市場の関心は個別機能よりも、OpenAIがどの方向を目指すのかに向いている。OpenAIはすでにChatGPTという消費者向けの主力製品を持つ一方、それだけで持続的な事業基盤を築けるのかという疑問も残る。報道内では、Hiro Financeの買収について、チャットボット以外で利用者のニーズを強く喚起し、より高い対価を得られる製品を探る動きになり得るとの指摘が出た。
TBPNの買収は、やや性格が異なる。こちらも人材獲得の側面はあるが、より重きが置かれているのは対外発信とイメージ管理だ。OpenAIを巡っては各種の論争や報道が続いており、自社の技術やビジョンをより効果的に伝える体制を整える意図があるとみられている。一方で、編集上の独立性が維持されるのかを疑問視する声もある。

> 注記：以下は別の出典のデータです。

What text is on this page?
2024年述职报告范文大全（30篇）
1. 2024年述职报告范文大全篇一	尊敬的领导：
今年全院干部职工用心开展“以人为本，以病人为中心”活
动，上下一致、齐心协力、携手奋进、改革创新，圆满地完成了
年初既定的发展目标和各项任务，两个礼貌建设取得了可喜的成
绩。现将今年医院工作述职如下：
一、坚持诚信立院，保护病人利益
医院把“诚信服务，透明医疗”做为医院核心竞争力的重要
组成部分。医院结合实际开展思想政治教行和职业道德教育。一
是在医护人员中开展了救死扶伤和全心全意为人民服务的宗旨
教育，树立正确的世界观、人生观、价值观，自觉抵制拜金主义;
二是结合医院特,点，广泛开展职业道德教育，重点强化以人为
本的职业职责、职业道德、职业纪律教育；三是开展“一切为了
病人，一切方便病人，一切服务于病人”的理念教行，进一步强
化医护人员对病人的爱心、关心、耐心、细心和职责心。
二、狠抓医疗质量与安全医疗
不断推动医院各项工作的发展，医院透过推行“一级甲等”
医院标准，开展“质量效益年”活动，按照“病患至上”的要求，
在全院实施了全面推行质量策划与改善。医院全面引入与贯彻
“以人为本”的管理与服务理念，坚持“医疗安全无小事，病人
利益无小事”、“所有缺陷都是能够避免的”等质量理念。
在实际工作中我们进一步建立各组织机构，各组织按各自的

焦点となっているのは、OpenAIの事業運営の優先順位だ。複数の報道では、同社がChatGPTやGPTモデルの企業向け競争力を改めて強化しているとも伝えられており、とりわけプログラマーを主対象とする開発者向け分野でのテコ入れが注目されている。こうした動きは、資源配分と戦略の焦点が微妙な局面にあることを示している。
競争環境も厳しさを増している。Anthropicは企業向けAIやコーディングツール分野で急速に存在感を高めており、OpenAIの戦略的な緊張感も強まっている。市場では、開発者向けAIツールの領域でAnthropicのClaudeが注目を集めているとの評価も出ている。
今回の2件の買収は、単なる事業拡大ではなく、OpenAIが直面する課題を示すシグナルと受け止められている。Hiro Financeの買収はChatGPT後を見据えた新たな収益源の模索を、TBPNの買収は信頼回復に向けた対外発信の強化をそれぞれ示す。企業向けAIと開発者向け分野で競争力を維持できるかどうかが、同社の中長期的な成長を左右する重要な変数となりそうだ。